I thought of the countless battles and sieges fought upon the waters; the explorers and navigators who dared to journey further; ancient men and women who sat in this very place contemplating the extent of a horizon and the heavens. The rock of Gibraltar was a sheer pinnacle of sea spray and the cry of gulls. Just on the other side could be seen the North of Africa, Morocco. More than its cliffs this place was ne plus ultra, a marker for the unknown of what lay beyond the Mediterranean. A gateway where those who traveled past were often in the vastness lost to those who stayed behind.

The journey continued along the coast from its southernmost tip, now northeast towards Estepona for paella and an unexpected conversation. Las Marias was mesmerizing. The hosts of the meal, Maria and Raphael, filled my heart with laughter—shaking the pan while cooking with ‘sexy moves’—as well as my stomach with the best paella and family wine. Their generosity was enhanced by their effulgent storytelling banter. The farm was full of memories that have remained in Raphael’s family for generations. Their passion was sharing the family paella recipe and authentic conversation with folks from around the world. We talked about them opening their home, meeting people for the first time and the kinds of interactions they’d experienced with guests.

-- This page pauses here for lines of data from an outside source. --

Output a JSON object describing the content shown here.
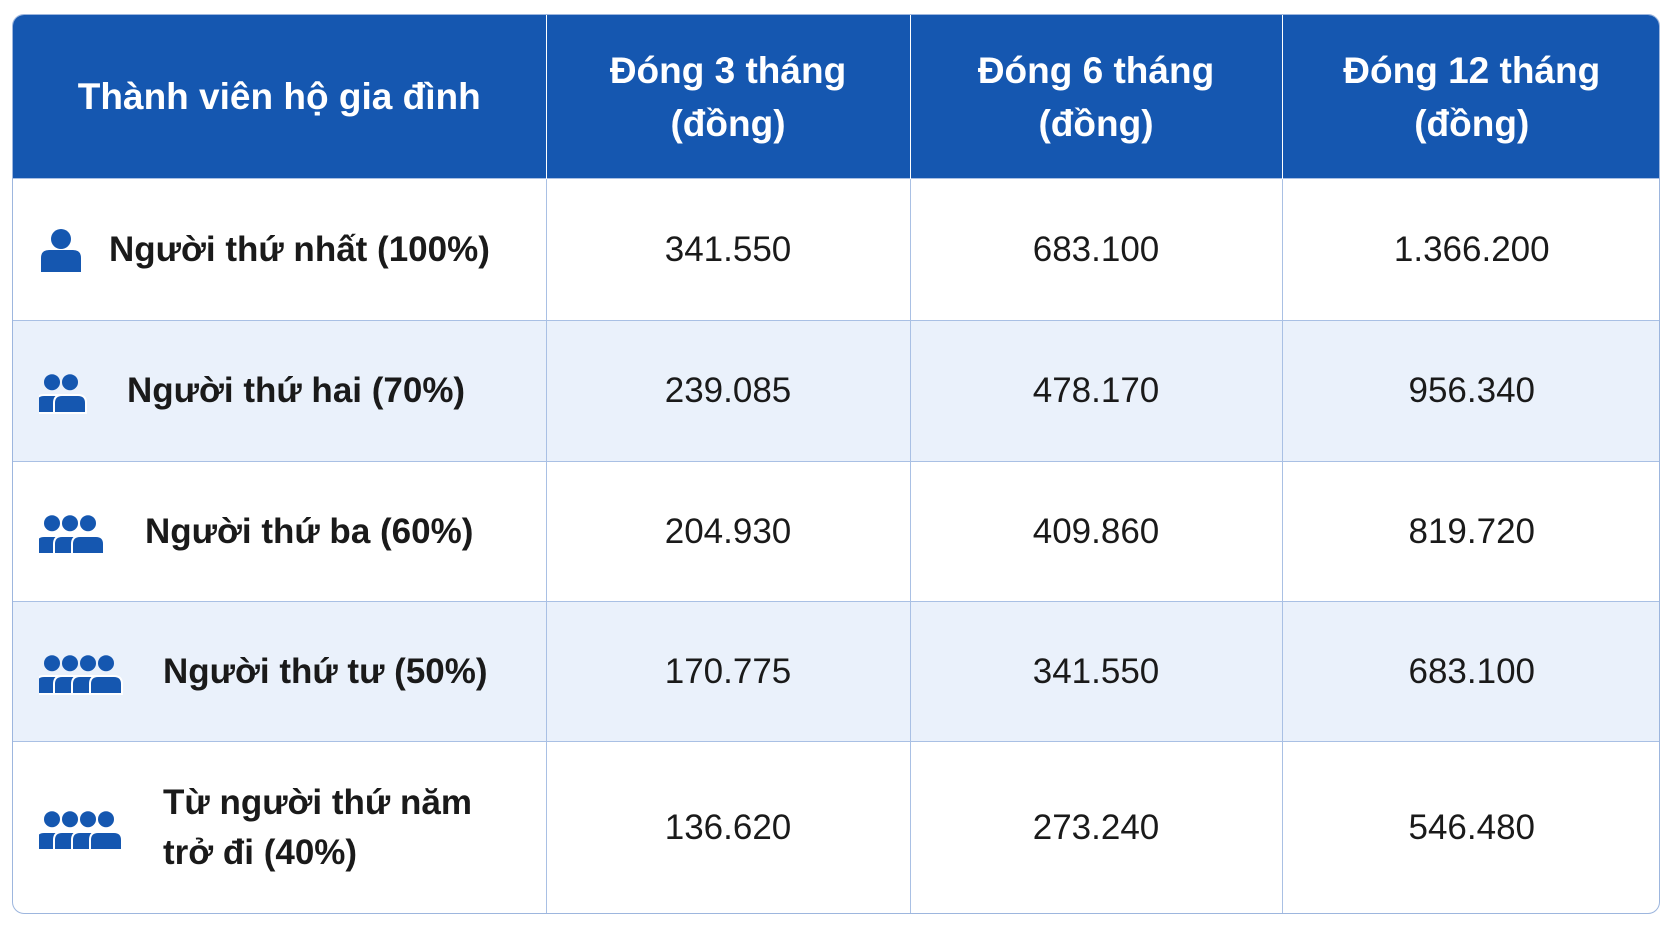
{
  "table": {
    "header": [
      {
        "lines": [
          "Thành viên hộ gia đình"
        ]
      },
      {
        "lines": [
          "Đóng 3 tháng",
          "(đồng)"
        ]
      },
      {
        "lines": [
          "Đóng 6 tháng",
          "(đồng)"
        ]
      },
      {
        "lines": [
          "Đóng 12 tháng",
          "(đồng)"
        ]
      }
    ],
    "rows": [
      [
        "Người thứ nhất (100%)",
        "341.550",
        "683.100",
        "1.366.200"
      ],
      [
        "Người thứ hai (70%)",
        "239.085",
        "478.170",
        "956.340"
      ],
      [
        "Người thứ ba (60%)",
        "204.930",
        "409.860",
        "819.720"
      ],
      [
        "Người thứ tư (50%)",
        "170.775",
        "341.550",
        "683.100"
      ],
      [
        "Từ người thứ năm trở đi (40%)",
        "136.620",
        "273.240",
        "546.480"
      ]
    ]
  }
}
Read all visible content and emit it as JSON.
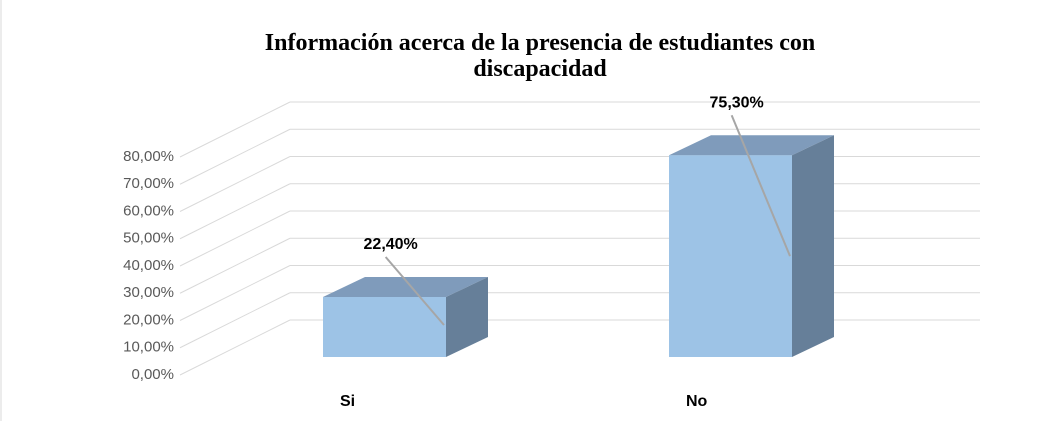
{
  "chart_data": {
    "type": "bar3d",
    "title": "Información acerca de la presencia de estudiantes con discapacidad",
    "categories": [
      "Si",
      "No"
    ],
    "values": [
      22.4,
      75.3
    ],
    "value_labels": [
      "22,40%",
      "75,30%"
    ],
    "color": "#9dc3e6",
    "ylim": [
      0,
      100
    ],
    "yticks": [
      {
        "value": 0,
        "label": "0,00%"
      },
      {
        "value": 10,
        "label": "10,00%"
      },
      {
        "value": 20,
        "label": "20,00%"
      },
      {
        "value": 30,
        "label": "30,00%"
      },
      {
        "value": 40,
        "label": "40,00%"
      },
      {
        "value": 50,
        "label": "50,00%"
      },
      {
        "value": 60,
        "label": "60,00%"
      },
      {
        "value": 70,
        "label": "70,00%"
      },
      {
        "value": 80,
        "label": "80,00%"
      }
    ],
    "grid": true
  }
}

“You can tell a lot about people by just looking in their eyes.”

Maria’s words were truth.

She recounted a story I will not soon forget. Many of us get lost along the diverging labyrinths and paths in life. Some are darker than others, but sometimes detours are where the miraculous awakening of the spirit is found. A dear friend was lost to addiction, his family tried to help but soon realized they could not. His eyes were vacant, hollow. He had to want help, want to change. He pushed them away and his addiction pulled him into homelessness. Day after day, a policeman walked by and told him that when he was ready for help, to come to the station and they would help. Years went by along with the dwindling of his soul. One morning, he woke up and propelled himself to the station. That day he chose the journey of recovery, sobriety and reconnection with his family. He’s married and doing really well. Now when he walks the streets past those in the grip of addiction and homelessness, he lets them know that when they are ready, he is there to help. His eyes now had that glint, that life, that…

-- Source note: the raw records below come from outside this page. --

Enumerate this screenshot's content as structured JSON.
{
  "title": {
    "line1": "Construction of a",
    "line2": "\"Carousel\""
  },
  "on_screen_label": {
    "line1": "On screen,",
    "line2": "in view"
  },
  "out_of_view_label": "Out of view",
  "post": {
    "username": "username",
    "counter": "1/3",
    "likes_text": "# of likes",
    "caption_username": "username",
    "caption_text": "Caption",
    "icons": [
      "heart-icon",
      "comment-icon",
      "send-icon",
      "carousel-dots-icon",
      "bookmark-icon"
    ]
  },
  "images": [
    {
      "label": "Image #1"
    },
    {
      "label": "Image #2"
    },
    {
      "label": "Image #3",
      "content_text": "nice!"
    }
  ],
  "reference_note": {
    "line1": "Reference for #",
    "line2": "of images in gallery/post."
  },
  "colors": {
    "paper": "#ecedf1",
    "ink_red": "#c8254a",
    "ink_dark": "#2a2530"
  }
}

There it was again, that something there just hovering, teasing to be grasped. What was that just on the periphery?

 

The Vision of St. Anthony of Padua - Bartolomé Esteban Murillo

 

I was then reminded of the true accounting told by Clara, historian extraordinaire, of the painting in Seville Cathedral by Bartolomé Esteban Murillo – The Vision of Saint Anthony of Padua. In 1874, the clergy woke to find that Saint Anthony had been cut out of the canvas leaving a gaping hole in the painting. The church had lost their beloved patron saint of lost and found things—the irony. It was in all the papers worldwide. Several months later, a dealer at a pawn shop in New York purchased the fragment from an anonymous seller. The fragment was brought to the embassy and sent back to Seville, Spain where Saint Anthony was restored back into his painting.

—WHAT IS LOST IS FOUND.

To find something so profoundly moving and powerful shared in a dance, a story, the generosity of strangers who seemed like old friends, a myth and a muse on the wind, shaking up paella, a personal touch painted on a tile centuries ago, a pomegranate on a tomb profoundly stabbed, the life breath of a city, the spin of Giralda’s weathervane, the mere company of others…

There is magic, miracles and secrets in Andalusia, but only these can be discovered by standing there and just being, being alive and filled with centuries of taste, touch, smells, feelings, sights, sounds and the whispered word ‘duende’ on the breeze.